Find words of specifc length starting with specific letter

Assuming we want to search for all the 2-character words that start with an i and ends with e.g s, t, o, n, l

import re


text = "I live in Finland and the cold is killing me"
pattern = "i[stonl]"

matches = re.findall(pattern, text)

When printing the result matches, you’ll get ['in', 'in', 'is', 'il', 'in'], which come from

I live [in] F[in]land and the cold [is] k[il]l[in]g me

This pattern is not only finding a word, but also sub-string of a word that matches the pattern.

With ^

When we modify our pattern a bit by adding ^ so that it would look like this

pattern = "^i[stonl]"

Now our matches result will be []. This is because ^ indicate that we’re looking for the word or substring of a word, which is at the beginning of the text, or in other word, in this case, i must be the first character in our text.

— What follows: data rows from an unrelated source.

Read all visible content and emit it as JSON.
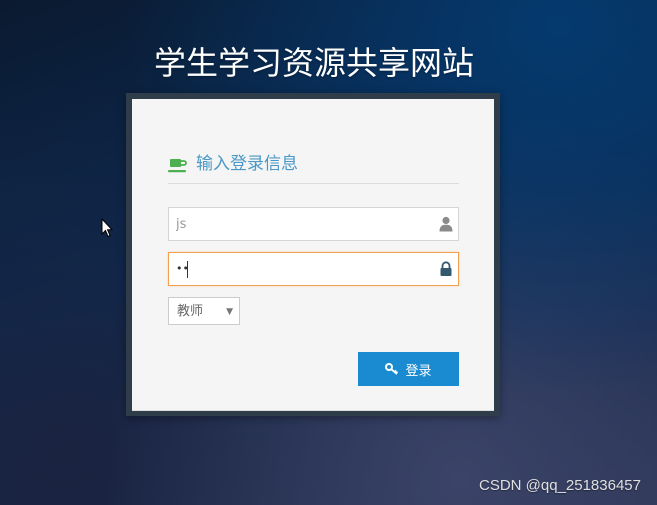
{
  "site": {
    "title": "学生学习资源共享网站"
  },
  "login": {
    "header": "输入登录信息",
    "username": {
      "value": "",
      "placeholder": "js"
    },
    "password": {
      "masked_value": "••"
    },
    "role_select": {
      "selected": "教师",
      "arrow": "▼"
    },
    "submit_label": "登录"
  },
  "watermark": "CSDN @qq_251836457",
  "colors": {
    "header_text": "#4a98c8",
    "cup_icon": "#4caf50",
    "button": "#1a8bd1",
    "focus_border": "#f0a050"
  },
  "icons": {
    "header": "coffee-cup-icon",
    "username": "user-icon",
    "password": "lock-icon",
    "button": "key-icon"
  }
}
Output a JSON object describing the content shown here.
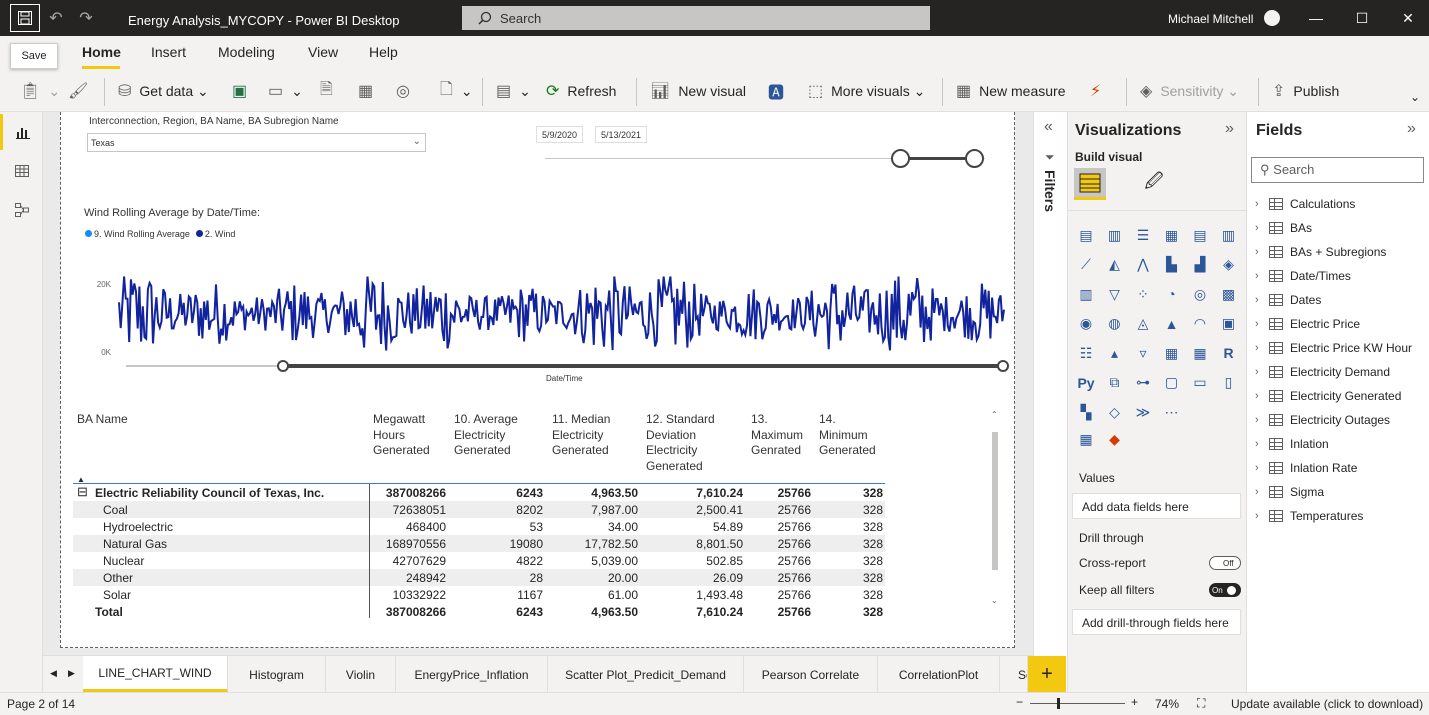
{
  "titlebar": {
    "title": "Energy Analysis_MYCOPY - Power BI Desktop",
    "search_placeholder": "Search",
    "user": "Michael Mitchell"
  },
  "tooltip": {
    "text": "Save"
  },
  "menu": {
    "tabs": [
      "Home",
      "Insert",
      "Modeling",
      "View",
      "Help"
    ],
    "active": "Home"
  },
  "ribbon": {
    "get_data": "Get data",
    "refresh": "Refresh",
    "new_visual": "New visual",
    "more_visuals": "More visuals",
    "new_measure": "New measure",
    "sensitivity": "Sensitivity",
    "publish": "Publish"
  },
  "report": {
    "slicer": {
      "label": "Interconnection, Region, BA Name, BA Subregion Name",
      "value": "Texas"
    },
    "date_slicer": {
      "start": "5/9/2020",
      "end": "5/13/2021"
    },
    "chart": {
      "title": "Wind Rolling Average by Date/Time:",
      "legend": [
        {
          "label": "9. Wind Rolling Average",
          "color": "#118dff"
        },
        {
          "label": "2. Wind",
          "color": "#12239e"
        }
      ],
      "y_ticks": [
        "20K",
        "0K"
      ],
      "x_label": "Date/Time",
      "line_color": "#12239e"
    },
    "matrix": {
      "columns": [
        "BA Name",
        "Megawatt Hours Generated",
        "10. Average Electricity Generated",
        "11. Median Electricity Generated",
        "12. Standard Deviation Electricity Generated",
        "13. Maximum Genrated",
        "14. Minimum Generated"
      ],
      "group": {
        "name": "Electric Reliability Council of Texas, Inc.",
        "values": [
          "387008266",
          "6243",
          "4,963.50",
          "7,610.24",
          "25766",
          "328"
        ]
      },
      "rows": [
        {
          "name": "Coal",
          "values": [
            "72638051",
            "8202",
            "7,987.00",
            "2,500.41",
            "25766",
            "328"
          ]
        },
        {
          "name": "Hydroelectric",
          "values": [
            "468400",
            "53",
            "34.00",
            "54.89",
            "25766",
            "328"
          ]
        },
        {
          "name": "Natural Gas",
          "values": [
            "168970556",
            "19080",
            "17,782.50",
            "8,801.50",
            "25766",
            "328"
          ]
        },
        {
          "name": "Nuclear",
          "values": [
            "42707629",
            "4822",
            "5,039.00",
            "502.85",
            "25766",
            "328"
          ]
        },
        {
          "name": "Other",
          "values": [
            "248942",
            "28",
            "20.00",
            "26.09",
            "25766",
            "328"
          ]
        },
        {
          "name": "Solar",
          "values": [
            "10332922",
            "1167",
            "61.00",
            "1,493.48",
            "25766",
            "328"
          ]
        }
      ],
      "total": {
        "name": "Total",
        "values": [
          "387008266",
          "6243",
          "4,963.50",
          "7,610.24",
          "25766",
          "328"
        ]
      }
    }
  },
  "filters_pane": {
    "label": "Filters"
  },
  "visualizations": {
    "title": "Visualizations",
    "build_visual": "Build visual",
    "values_label": "Values",
    "values_well": "Add data fields here",
    "drill_through": "Drill through",
    "cross_report": "Cross-report",
    "cross_report_state": "Off",
    "keep_all_filters": "Keep all filters",
    "keep_all_filters_state": "On",
    "drill_well": "Add drill-through fields here"
  },
  "fields": {
    "title": "Fields",
    "search_placeholder": "Search",
    "tables": [
      "Calculations",
      "BAs",
      "BAs + Subregions",
      "Date/Times",
      "Dates",
      "Electric Price",
      "Electric Price KW Hour",
      "Electricity Demand",
      "Electricity Generated",
      "Electricity Outages",
      "Inlation",
      "Inlation Rate",
      "Sigma",
      "Temperatures"
    ]
  },
  "page_tabs": {
    "tabs": [
      "LINE_CHART_WIND",
      "Histogram",
      "Violin",
      "EnergyPrice_Inflation",
      "Scatter Plot_Predicit_Demand",
      "Pearson Correlate",
      "CorrelationPlot",
      "Se"
    ],
    "active": "LINE_CHART_WIND"
  },
  "status": {
    "page": "Page 2 of 14",
    "zoom": "74%",
    "update": "Update available (click to download)"
  }
}
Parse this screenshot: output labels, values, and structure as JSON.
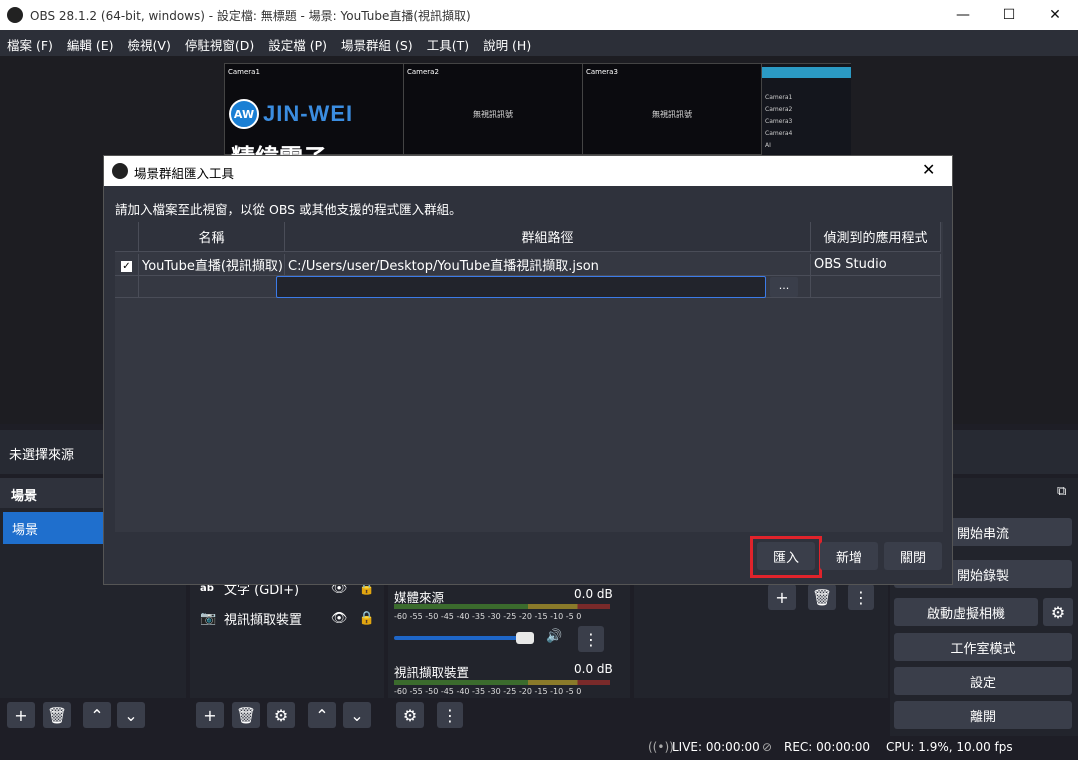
{
  "window": {
    "title": "OBS 28.1.2 (64-bit, windows) - 設定檔: 無標題 - 場景: YouTube直播(視訊擷取)",
    "minimize": "—",
    "maximize": "☐",
    "close": "✕"
  },
  "menu": [
    "檔案 (F)",
    "編輯 (E)",
    "檢視(V)",
    "停駐視窗(D)",
    "設定檔 (P)",
    "場景群組 (S)",
    "工具(T)",
    "說明 (H)"
  ],
  "preview": {
    "cameras": [
      "Camera1",
      "Camera2",
      "Camera3"
    ],
    "no_signal": "無視訊訊號",
    "logo_badge": "AW",
    "logo_text": "JIN-WEI",
    "logo_sub": "精緯電子",
    "side_items": [
      "Camera1",
      "Camera2",
      "Camera3",
      "Camera4",
      "AI"
    ]
  },
  "source_bar": {
    "label": "未選擇來源"
  },
  "scenes": {
    "header": "場景",
    "items": [
      "場景"
    ]
  },
  "sources": {
    "items": [
      {
        "label": "文字 (GDI+)",
        "icon": "text-icon"
      },
      {
        "label": "視訊擷取裝置",
        "icon": "camera-icon"
      }
    ]
  },
  "mixer": {
    "channels": [
      {
        "name": "媒體來源",
        "db": "0.0 dB"
      },
      {
        "name": "視訊擷取裝置",
        "db": "0.0 dB"
      }
    ],
    "ticks": "-60 -55 -50 -45 -40 -35 -30 -25 -20 -15 -10 -5 0",
    "volume_fraction": 0.9
  },
  "controls": {
    "start_stream": "開始串流",
    "start_record": "開始錄製",
    "virtual_cam": "啟動虛擬相機",
    "studio_mode": "工作室模式",
    "settings": "設定",
    "exit": "離開"
  },
  "status": {
    "live": "LIVE: 00:00:00",
    "rec": "REC: 00:00:00",
    "cpu": "CPU: 1.9%, 10.00 fps"
  },
  "dialog": {
    "title": "場景群組匯入工具",
    "instruction": "請加入檔案至此視窗，以從 OBS 或其他支援的程式匯入群組。",
    "columns": [
      "名稱",
      "群組路徑",
      "偵測到的應用程式"
    ],
    "rows": [
      {
        "checked": true,
        "name": "YouTube直播(視訊擷取)",
        "path": "C:/Users/user/Desktop/YouTube直播視訊擷取.json",
        "app": "OBS Studio"
      }
    ],
    "path_input_value": "",
    "browse": "...",
    "buttons": {
      "import": "匯入",
      "add": "新增",
      "close": "關閉"
    }
  }
}
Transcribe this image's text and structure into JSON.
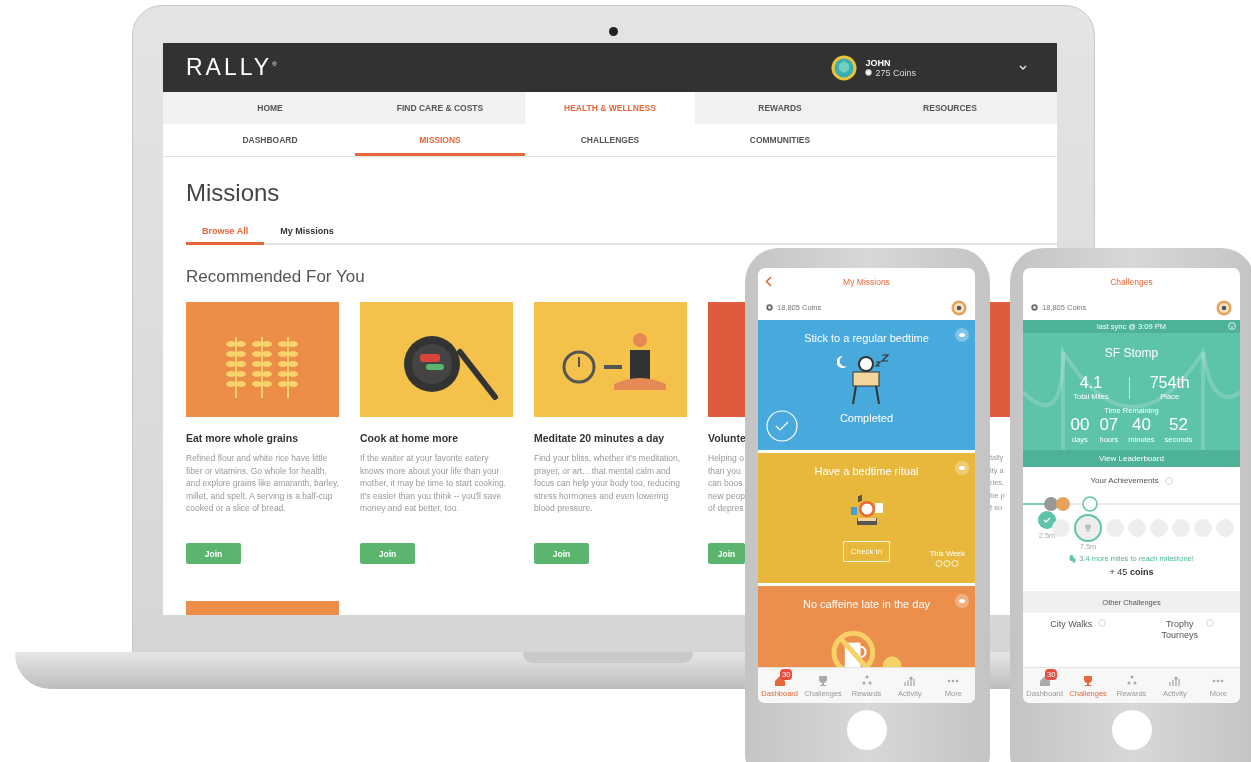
{
  "laptop": {
    "header": {
      "logo": "RALLY",
      "logo_mark": "®",
      "user_name": "JOHN",
      "coins": "275 Coins"
    },
    "nav": [
      {
        "label": "HOME",
        "selected": false
      },
      {
        "label": "FIND CARE & COSTS",
        "selected": false
      },
      {
        "label": "HEALTH & WELLNESS",
        "selected": true
      },
      {
        "label": "REWARDS",
        "selected": false
      },
      {
        "label": "RESOURCES",
        "selected": false
      }
    ],
    "subnav": [
      {
        "label": "DASHBOARD",
        "selected": false
      },
      {
        "label": "MISSIONS",
        "selected": true
      },
      {
        "label": "CHALLENGES",
        "selected": false
      },
      {
        "label": "COMMUNITIES",
        "selected": false
      }
    ],
    "page_title": "Missions",
    "tabs": [
      {
        "label": "Browse All",
        "selected": true
      },
      {
        "label": "My Missions",
        "selected": false
      }
    ],
    "section_title": "Recommended For You",
    "cards": [
      {
        "kind": "full",
        "title": "Eat more whole grains",
        "description": "Refined flour and white rice have little fiber or vitamins. Go whole for health, and explore grains like amaranth, barley, millet, and spelt. A serving is a half-cup cooked or a slice of bread.",
        "button": "Join"
      },
      {
        "kind": "full",
        "title": "Cook at home more",
        "description": "If the waiter at your favorite eatery knows more about your life than your mother, it may be time to start cooking. It's easier than you think -- you'll save money and eat better, too.",
        "button": "Join"
      },
      {
        "kind": "full",
        "title": "Meditate 20 minutes a day",
        "description": "Find your bliss, whether it's meditation, prayer, or art... that mental calm and focus can help your body too, reducing stress hormones and even lowering blood pressure.",
        "button": "Join"
      },
      {
        "kind": "clipped",
        "title": "Volunte",
        "lines": [
          "Helping o",
          "than you",
          "can boos",
          "new peop",
          "of depres"
        ],
        "button": "Join"
      },
      {
        "kind": "sliver",
        "lines": [
          "tally",
          "ity a",
          "ries,",
          "be p",
          "t so"
        ]
      }
    ]
  },
  "phones": [
    {
      "kind": "missions",
      "title": "My Missions",
      "coins": "18,805 Coins",
      "missions": [
        {
          "title": "Stick to a regular bedtime",
          "color": "#48a9dc",
          "completed": true,
          "status": "Completed"
        },
        {
          "title": "Have a bedtime ritual",
          "color": "#e7b83c",
          "completed": false,
          "button": "Check In",
          "week_label": "This Week"
        },
        {
          "title": "No caffeine late in the day",
          "color": "#ed8f4c",
          "completed": false
        }
      ],
      "tabs": [
        {
          "label": "Dashboard",
          "selected": true,
          "badge": "30"
        },
        {
          "label": "Challenges",
          "selected": false
        },
        {
          "label": "Rewards",
          "selected": false
        },
        {
          "label": "Activity",
          "selected": false
        },
        {
          "label": "More",
          "selected": false
        }
      ]
    },
    {
      "kind": "challenges",
      "title": "Challenges",
      "coins": "18,805 Coins",
      "challenge": {
        "sync": "last sync @ 3:09 PM",
        "name": "SF Stomp",
        "stats": [
          {
            "value": "4.1",
            "label": "Total Miles"
          },
          {
            "value": "754th",
            "label": "Place"
          }
        ],
        "time_label": "Time Remaining",
        "countdown": [
          {
            "value": "00",
            "unit": "days"
          },
          {
            "value": "07",
            "unit": "hours"
          },
          {
            "value": "40",
            "unit": "minutes"
          },
          {
            "value": "52",
            "unit": "seconds"
          }
        ],
        "leaderboard": "View Leaderboard"
      },
      "achievements_title": "Your Achievements",
      "milestones": [
        {
          "kind": "done",
          "label": "2.5m"
        },
        {
          "kind": "pending"
        },
        {
          "kind": "current",
          "label": "7.5m"
        },
        {
          "kind": "pending"
        },
        {
          "kind": "pending"
        },
        {
          "kind": "pending"
        },
        {
          "kind": "pending"
        },
        {
          "kind": "pending"
        },
        {
          "kind": "pending"
        }
      ],
      "milestone_note": "3.4 more miles to reach milestone!",
      "reward": "+ 45 **coins**",
      "other_title": "Other Challenges",
      "others": [
        "City Walks",
        "Trophy Tourneys"
      ],
      "tabs": [
        {
          "label": "Dashboard",
          "selected": false,
          "badge": "30"
        },
        {
          "label": "Challenges",
          "selected": true
        },
        {
          "label": "Rewards",
          "selected": false
        },
        {
          "label": "Activity",
          "selected": false
        },
        {
          "label": "More",
          "selected": false
        }
      ]
    }
  ]
}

How about "^i[stonl][nm]"? This means that we’re searching for a substring of a word, which starts with i as the first letter in the text, follow by one of the characters s, t, o, n, l and ends with either n or m.

Extra tips:

  • We can use $ to search for the pattern at the end of a line. For example, r"me$" will find any word that ends with me at the end of the line.
  • If we want to specifically search for an independent word, use \b. For example:
    >>> text = "This is example0 and example1"
    >>> pattern = r"\bexample[01]?\b"
    >>> print(re.findall(pattern, text))
    >>> ["example0", "example1"]
    

Hope this is helpful 😊.